That Way Happiness Lies
She Called This Idyllic.
Maybe it's a very obvious name for a collection of images and words such as this. Perhaps it conjures up thoughts of wonderful sunsets and beautiful desert islands to some, but that is (mostly) not what I intended this place to be about. To me, this blog is about seeing the beauty that surrounds us in the normal world and finding pleasure in the everyday.
For that way happiness lies.
The title works well for me without sunsets or desert islands, although you may find one or two featured at some stage. But it does have a significant meaning that I will try to explain.
It is almost a year ago to the day that I used these words as a title on a post in my previous blog (www.elusivesenseofhappiness.blogspot.com). It feels such a long time now but it is only just under twelve months. It came during what was a challenging and difficult year as I was looking for ways to find happiness whilst dealing with family trauma. My wife was trying to cope following surgery and treatment for cancer and her physical and emotional recovery became the most important aspect of our lives. I started the old blog as a way of recording some of the feelings that I was experiencing and at the time it had a value. I subtitled it “a search for humour and kindness in a world of cancer, tears and fears” and it proved to be an accurate description.
My wife did not want to be defined by her disease. She fought every attempt to make her a “cancer survivor” and wanted to be considered just a normal person, without the sympathy and concern and fuss that went with her illness, although she obviously appreciated the kindness that people showed her. But despite her, and our, best attempts, we seemed to find the happiness that we had enjoyed before the illness a little bit hard to rediscover. No surprise at all and something that we both wanted to work on.
I also wanted to share what it felt like to be the solid, reliable, dependable and, hopefully, good person that was expected to manage the tears and fears, anger and frustrations of a partner that was finding life tough.
It makes me feel a little selfish when I read those words now, but at the time I believed that it could help me to cope with the emotional stresses that I seemed to be surrounded by.
The posts on the blog will tell you that there were good times. But I also tried to share some of the challenging moments and use the writing process to try to help me understand what was happening and why.

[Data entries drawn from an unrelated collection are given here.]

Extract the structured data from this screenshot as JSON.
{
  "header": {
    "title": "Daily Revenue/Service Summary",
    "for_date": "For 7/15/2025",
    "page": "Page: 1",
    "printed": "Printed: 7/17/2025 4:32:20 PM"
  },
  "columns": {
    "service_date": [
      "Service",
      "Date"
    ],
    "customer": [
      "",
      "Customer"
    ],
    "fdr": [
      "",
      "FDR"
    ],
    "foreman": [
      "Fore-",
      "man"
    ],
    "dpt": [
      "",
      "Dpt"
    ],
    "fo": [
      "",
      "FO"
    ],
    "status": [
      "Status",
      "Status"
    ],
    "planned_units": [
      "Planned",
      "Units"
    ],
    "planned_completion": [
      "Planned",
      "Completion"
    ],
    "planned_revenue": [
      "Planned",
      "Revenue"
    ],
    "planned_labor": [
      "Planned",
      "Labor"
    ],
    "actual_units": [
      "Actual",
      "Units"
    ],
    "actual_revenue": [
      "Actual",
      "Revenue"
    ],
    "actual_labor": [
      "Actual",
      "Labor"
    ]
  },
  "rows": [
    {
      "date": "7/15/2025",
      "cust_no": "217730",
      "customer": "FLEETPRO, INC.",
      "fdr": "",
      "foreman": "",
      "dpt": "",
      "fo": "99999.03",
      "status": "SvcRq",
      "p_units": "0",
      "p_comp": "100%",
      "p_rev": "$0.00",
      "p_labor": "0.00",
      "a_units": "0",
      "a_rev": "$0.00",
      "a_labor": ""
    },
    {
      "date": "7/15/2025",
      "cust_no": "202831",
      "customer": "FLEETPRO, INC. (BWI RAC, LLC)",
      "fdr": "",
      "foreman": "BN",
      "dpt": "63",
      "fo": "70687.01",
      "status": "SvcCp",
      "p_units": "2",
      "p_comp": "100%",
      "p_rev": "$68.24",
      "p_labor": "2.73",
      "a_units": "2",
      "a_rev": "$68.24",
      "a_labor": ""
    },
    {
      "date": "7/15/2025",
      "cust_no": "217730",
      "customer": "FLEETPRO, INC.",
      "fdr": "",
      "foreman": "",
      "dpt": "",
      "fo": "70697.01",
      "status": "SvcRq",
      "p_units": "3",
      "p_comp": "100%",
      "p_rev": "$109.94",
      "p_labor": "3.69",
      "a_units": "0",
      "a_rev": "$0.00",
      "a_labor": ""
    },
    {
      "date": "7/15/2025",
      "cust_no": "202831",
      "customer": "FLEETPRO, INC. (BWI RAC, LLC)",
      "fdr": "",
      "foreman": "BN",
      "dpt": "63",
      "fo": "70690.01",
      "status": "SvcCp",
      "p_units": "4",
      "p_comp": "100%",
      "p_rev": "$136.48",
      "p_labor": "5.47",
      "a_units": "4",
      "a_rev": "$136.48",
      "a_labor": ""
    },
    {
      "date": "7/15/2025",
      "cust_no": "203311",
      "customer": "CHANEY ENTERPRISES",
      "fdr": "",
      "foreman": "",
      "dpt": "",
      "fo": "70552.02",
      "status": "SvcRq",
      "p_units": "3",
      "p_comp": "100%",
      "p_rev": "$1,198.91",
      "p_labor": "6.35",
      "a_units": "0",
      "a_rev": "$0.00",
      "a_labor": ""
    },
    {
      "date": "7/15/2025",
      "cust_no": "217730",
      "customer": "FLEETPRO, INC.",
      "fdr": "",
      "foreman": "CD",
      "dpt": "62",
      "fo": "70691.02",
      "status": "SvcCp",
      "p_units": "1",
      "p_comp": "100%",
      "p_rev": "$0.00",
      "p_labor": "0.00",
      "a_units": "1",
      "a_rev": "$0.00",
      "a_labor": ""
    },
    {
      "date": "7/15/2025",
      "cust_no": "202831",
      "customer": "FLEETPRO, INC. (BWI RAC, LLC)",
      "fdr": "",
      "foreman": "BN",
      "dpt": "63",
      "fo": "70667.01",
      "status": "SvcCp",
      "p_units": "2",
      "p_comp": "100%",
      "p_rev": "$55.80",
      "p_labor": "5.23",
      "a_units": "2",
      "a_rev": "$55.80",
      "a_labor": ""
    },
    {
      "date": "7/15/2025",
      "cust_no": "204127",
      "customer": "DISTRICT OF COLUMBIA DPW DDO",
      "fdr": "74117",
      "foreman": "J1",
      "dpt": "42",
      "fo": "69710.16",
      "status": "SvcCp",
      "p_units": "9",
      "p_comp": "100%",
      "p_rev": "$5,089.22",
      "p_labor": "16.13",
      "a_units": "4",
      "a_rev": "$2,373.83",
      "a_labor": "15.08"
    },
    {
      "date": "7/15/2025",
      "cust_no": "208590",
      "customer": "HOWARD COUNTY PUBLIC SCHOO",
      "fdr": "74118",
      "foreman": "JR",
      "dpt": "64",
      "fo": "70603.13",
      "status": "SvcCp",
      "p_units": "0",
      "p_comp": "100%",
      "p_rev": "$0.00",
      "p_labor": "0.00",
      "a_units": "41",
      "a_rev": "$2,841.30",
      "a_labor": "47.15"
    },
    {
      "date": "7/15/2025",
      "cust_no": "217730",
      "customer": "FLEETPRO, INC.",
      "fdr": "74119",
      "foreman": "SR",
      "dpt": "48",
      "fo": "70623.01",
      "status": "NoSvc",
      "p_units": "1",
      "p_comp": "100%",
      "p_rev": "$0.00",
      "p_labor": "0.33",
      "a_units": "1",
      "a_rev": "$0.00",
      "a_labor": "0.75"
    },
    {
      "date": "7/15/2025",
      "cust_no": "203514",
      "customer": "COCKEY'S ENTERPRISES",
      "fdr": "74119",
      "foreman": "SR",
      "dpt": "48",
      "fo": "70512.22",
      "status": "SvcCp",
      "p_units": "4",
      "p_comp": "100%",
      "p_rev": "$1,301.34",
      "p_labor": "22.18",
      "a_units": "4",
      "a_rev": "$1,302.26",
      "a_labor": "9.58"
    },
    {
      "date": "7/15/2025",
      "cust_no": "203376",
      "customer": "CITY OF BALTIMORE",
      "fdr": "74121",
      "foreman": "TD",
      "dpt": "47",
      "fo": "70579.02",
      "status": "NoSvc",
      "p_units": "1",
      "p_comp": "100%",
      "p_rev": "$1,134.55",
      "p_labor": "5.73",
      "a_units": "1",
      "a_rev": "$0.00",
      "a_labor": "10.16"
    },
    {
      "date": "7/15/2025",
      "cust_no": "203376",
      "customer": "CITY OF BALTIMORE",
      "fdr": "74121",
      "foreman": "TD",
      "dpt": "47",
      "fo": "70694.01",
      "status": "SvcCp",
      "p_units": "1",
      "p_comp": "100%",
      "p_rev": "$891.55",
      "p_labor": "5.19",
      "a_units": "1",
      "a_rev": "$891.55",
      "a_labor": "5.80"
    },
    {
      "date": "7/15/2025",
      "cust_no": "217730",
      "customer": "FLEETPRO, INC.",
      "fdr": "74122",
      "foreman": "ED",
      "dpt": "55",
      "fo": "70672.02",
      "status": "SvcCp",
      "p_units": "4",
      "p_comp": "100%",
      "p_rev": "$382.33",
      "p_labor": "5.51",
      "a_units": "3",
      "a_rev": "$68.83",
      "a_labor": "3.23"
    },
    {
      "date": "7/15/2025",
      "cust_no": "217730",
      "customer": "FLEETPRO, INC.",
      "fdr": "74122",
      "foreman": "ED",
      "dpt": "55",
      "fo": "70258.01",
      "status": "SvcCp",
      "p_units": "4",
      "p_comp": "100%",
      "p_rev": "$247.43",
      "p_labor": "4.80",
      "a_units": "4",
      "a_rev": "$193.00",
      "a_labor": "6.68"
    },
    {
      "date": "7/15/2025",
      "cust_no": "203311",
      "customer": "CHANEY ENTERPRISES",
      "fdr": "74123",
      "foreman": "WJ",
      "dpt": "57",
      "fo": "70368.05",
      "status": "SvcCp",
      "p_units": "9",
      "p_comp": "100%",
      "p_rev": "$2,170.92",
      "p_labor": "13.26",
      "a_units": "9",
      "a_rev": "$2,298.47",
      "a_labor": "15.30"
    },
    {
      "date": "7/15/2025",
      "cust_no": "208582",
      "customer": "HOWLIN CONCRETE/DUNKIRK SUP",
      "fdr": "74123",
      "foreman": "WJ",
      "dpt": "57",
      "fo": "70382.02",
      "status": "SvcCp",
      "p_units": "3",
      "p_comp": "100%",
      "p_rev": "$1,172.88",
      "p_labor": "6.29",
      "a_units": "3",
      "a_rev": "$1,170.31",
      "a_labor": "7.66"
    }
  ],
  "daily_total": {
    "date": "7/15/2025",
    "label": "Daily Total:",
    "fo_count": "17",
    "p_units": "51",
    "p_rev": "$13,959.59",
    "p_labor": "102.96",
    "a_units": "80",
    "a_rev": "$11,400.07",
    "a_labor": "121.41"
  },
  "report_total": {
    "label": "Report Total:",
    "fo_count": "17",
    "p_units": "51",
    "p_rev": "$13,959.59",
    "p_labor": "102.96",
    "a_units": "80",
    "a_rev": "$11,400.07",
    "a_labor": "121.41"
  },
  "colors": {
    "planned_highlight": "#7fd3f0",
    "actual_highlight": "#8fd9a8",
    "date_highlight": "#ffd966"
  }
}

So, in late June of last year, we travelled to Cornwall. The few weeks before this holiday had not been easy and we had found life difficult and full of negative emotions. We had both hoped that a change of scenery would enable us to forget about those issues and find some positivity and enjoyment again.
Thankfully, it worked.
It was a simple holiday in a little cottage in the countryside, close to the sea. We had a wonderful week. We relaxed. We talked. We rediscovered just when we needed to, that happiness comes from a simple appreciation and acceptance of life as it is. This can be difficult to see when caught up in the emotional turmoil of everyday life. But we found it in calm and beautiful surroundings in Cornwall.
My wife did not want to leave. She called that week idyllic and in such a simple way that's exactly what it became. So as title's go, it means a lot to me. There were sunsets, but it was about so much more than that.
She Called This Idyllic.
It was my, our, moment to find a positive connection once again with the world that surrounds us and it allowed us to appreciate our lives for what they are.